E lá vai o sujeitinho impune a mexer com as nossas consciências

Uma manhã de nevoeiro, fria. Cheira a torradas. Acabei de engolir o café da manhã e aqui estou eu, dentro do carro, pronta a empreender o mesmo trajeto de todos os dias. 

Todas as manhãs, mal dobro a esquina do muro de Vinhas da Índia, deparo-me quase sempre com o mesmo cenário. O trânsito automóvel aumenta e a estrada parece diminuir. Carros e camiões, às vezes tratores e motoretas. Uma azáfama!

E no meio da confusão, surge sempre a mesma figurinha de que me apetece falar-vos. 

Vai na berma da caótica estrada, correndo o risco de ser atropelada. É que os passeios são exíguos e mal engendrados nesta estrada nacional. São sete e quarenta e cinco deste dia de nevoeiro. E lá vai ele. É um indivíduo magro, aparenta ter sessenta e tal anos, poucas rugas, bastante cabelo grisalho, bem penteado, roupa clara, tão clara que parece exalar um cheiro a sabão Rosa nesta manhã de nevoeiro. Vai direito como quem cumpre um dever, apesar do passo descontraído. Eu penso até que, para ele, a rua está deserta e impera à sua volta um silêncio precioso. Leva um sorriso de folhas de árvores e pardais em poças de água. 

Ora, mas o que me leva a falar-vos desta personagem, com a qual me cruzo todas as manhãs, é um simples pormenor: um ramo de flores. Daquele tipo de ramos que não se vendem nas floristas. É um emaranhado de flores colhidas num qualquer quintal tosco. Umas quantas flores que apresentam um caule maior no meio de outras tantas pequerruchas. Não há grande arranjo, são simplesmente flores de várias cores que se colheram, se juntaram e ali vão acompanhando o movimento de mão, de quem as carrega vaidosamente. O homem passa por mim e eu a mirá-lo de dentro do carro. Ele não vê ninguém. O carro avança e já só o consigo enxergar pelo espelho retrovisor. Vai ficando cada vez mais pequenino e desaparece. Fica no meu pensamento. Para onde vai ele com aquele ramo de flores? Instala-se em ideia dentro de mim e eu deixei de existir. Ou melhor, talvez o tenha misturado ao que sei de mim. Todos nós temos histórias de flores para contar. E as mulheres têm sempre uma história de flores para contar (mesmo aquelas que, normalmente, não recebem flores). E o meu pensamento vai-se desdobrando. Há aqueles que as compram e as colocam numa jarra. Há aqueles que são alérgicos ao pólen e as querem longe. Há flores de plástico que fazem as delícias de alguns. Há quem só se lembre de oferecer flores aos mortos…

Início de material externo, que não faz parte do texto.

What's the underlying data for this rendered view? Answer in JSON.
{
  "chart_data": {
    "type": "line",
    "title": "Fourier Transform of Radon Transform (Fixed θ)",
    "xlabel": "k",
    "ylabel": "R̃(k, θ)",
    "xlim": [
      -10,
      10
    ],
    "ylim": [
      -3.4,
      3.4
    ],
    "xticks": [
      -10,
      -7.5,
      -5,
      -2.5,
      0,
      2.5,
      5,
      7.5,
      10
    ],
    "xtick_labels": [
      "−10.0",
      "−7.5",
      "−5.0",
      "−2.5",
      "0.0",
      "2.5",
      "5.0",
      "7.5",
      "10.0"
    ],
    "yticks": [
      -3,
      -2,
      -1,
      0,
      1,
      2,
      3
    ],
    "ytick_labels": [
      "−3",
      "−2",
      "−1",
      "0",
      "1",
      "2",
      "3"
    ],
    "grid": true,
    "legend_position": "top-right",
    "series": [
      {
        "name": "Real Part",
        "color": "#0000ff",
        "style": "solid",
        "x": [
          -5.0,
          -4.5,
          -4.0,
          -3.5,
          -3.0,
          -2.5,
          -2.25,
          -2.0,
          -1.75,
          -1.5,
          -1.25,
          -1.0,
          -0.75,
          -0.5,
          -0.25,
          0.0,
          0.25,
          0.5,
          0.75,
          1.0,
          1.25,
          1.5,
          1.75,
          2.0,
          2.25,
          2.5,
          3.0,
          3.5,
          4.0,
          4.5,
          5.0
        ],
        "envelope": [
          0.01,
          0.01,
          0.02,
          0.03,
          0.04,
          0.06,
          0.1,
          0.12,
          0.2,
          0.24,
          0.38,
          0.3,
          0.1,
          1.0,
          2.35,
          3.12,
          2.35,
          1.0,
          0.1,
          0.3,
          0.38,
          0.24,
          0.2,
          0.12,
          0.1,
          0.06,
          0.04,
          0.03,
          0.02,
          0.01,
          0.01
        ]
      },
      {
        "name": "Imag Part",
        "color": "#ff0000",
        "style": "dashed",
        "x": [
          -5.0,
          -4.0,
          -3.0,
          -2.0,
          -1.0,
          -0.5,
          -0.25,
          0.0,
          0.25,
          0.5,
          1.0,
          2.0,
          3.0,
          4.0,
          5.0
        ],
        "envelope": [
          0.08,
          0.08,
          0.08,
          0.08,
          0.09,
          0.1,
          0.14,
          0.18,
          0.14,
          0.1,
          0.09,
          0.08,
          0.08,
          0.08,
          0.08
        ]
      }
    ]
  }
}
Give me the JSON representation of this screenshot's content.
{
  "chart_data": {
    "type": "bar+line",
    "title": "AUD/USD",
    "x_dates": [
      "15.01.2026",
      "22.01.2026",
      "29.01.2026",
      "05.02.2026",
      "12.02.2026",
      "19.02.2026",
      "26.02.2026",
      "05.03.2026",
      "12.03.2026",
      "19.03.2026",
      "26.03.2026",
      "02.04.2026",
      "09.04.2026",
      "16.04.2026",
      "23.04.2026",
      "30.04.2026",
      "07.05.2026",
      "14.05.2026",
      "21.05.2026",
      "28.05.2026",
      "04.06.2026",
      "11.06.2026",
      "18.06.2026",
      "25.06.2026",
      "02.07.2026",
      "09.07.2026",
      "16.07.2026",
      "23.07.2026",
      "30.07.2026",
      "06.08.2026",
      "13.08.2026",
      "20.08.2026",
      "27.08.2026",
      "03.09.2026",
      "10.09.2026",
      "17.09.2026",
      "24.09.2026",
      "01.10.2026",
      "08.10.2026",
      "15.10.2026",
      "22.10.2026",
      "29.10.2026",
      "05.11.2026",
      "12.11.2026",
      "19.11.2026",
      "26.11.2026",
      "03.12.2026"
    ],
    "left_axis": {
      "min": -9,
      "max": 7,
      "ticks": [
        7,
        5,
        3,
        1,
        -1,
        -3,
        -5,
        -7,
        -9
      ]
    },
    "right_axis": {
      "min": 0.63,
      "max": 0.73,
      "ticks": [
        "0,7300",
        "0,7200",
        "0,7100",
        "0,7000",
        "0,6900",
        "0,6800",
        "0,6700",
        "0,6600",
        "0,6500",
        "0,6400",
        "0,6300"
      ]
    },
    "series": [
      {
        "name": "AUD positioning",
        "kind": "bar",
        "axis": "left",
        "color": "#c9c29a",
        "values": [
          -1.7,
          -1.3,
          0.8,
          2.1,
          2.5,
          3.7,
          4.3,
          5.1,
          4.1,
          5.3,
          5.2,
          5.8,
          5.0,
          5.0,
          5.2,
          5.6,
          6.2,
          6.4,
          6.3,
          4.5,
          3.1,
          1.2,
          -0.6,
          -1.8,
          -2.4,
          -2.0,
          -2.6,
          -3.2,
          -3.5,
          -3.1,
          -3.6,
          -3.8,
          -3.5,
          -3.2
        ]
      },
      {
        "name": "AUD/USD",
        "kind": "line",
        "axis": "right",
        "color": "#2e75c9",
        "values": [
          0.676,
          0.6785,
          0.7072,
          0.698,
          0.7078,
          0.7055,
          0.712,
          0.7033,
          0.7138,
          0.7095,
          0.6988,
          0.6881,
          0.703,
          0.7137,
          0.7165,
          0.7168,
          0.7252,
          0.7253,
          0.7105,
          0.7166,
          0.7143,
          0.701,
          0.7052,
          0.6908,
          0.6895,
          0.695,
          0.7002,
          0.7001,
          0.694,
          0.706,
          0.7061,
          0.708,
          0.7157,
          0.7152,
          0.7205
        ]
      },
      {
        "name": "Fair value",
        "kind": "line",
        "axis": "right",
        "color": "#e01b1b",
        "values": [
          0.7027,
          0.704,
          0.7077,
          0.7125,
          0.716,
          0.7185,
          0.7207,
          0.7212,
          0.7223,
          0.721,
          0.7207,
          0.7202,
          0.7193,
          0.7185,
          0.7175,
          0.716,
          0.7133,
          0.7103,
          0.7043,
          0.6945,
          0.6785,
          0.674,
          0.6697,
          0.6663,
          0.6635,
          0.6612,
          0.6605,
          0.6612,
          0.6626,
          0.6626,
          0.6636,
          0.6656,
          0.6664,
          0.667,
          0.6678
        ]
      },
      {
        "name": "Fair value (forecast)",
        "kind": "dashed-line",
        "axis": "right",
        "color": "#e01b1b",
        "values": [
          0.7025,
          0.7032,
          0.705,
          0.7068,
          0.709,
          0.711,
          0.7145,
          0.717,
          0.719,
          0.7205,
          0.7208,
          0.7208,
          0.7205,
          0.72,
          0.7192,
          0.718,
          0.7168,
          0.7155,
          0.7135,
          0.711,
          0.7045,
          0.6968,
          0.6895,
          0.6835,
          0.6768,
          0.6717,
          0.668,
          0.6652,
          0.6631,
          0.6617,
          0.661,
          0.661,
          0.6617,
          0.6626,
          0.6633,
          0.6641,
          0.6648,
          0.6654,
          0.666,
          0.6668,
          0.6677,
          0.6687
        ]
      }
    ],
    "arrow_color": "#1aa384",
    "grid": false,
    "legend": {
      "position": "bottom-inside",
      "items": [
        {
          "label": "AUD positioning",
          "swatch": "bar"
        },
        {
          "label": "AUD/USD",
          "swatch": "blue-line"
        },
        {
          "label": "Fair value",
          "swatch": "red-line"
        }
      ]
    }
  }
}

E aqui está um assunto que parece não ter interesse algum. Um simplório indivíduo, desfilando pela manhã com um ramo de flores na mão por entre a multidão… 

Enganam-se! Este ser quase insignificante provoca o caos nos seres que circulam nos automóveis a caminho do trabalho. Dá-lhes que pensar! Uns invejam: «Sortudo! Quem me dera ter tempo para passear logo pela manhã com um ramo de flores na mão e com aquele ar de quem vai voar!». Outros destilam revoltas: «É maluco!». Outros ainda suspiram: «Que romântico!». 

E lá vai o sujeitinho impune a mexer com as nossas consciências!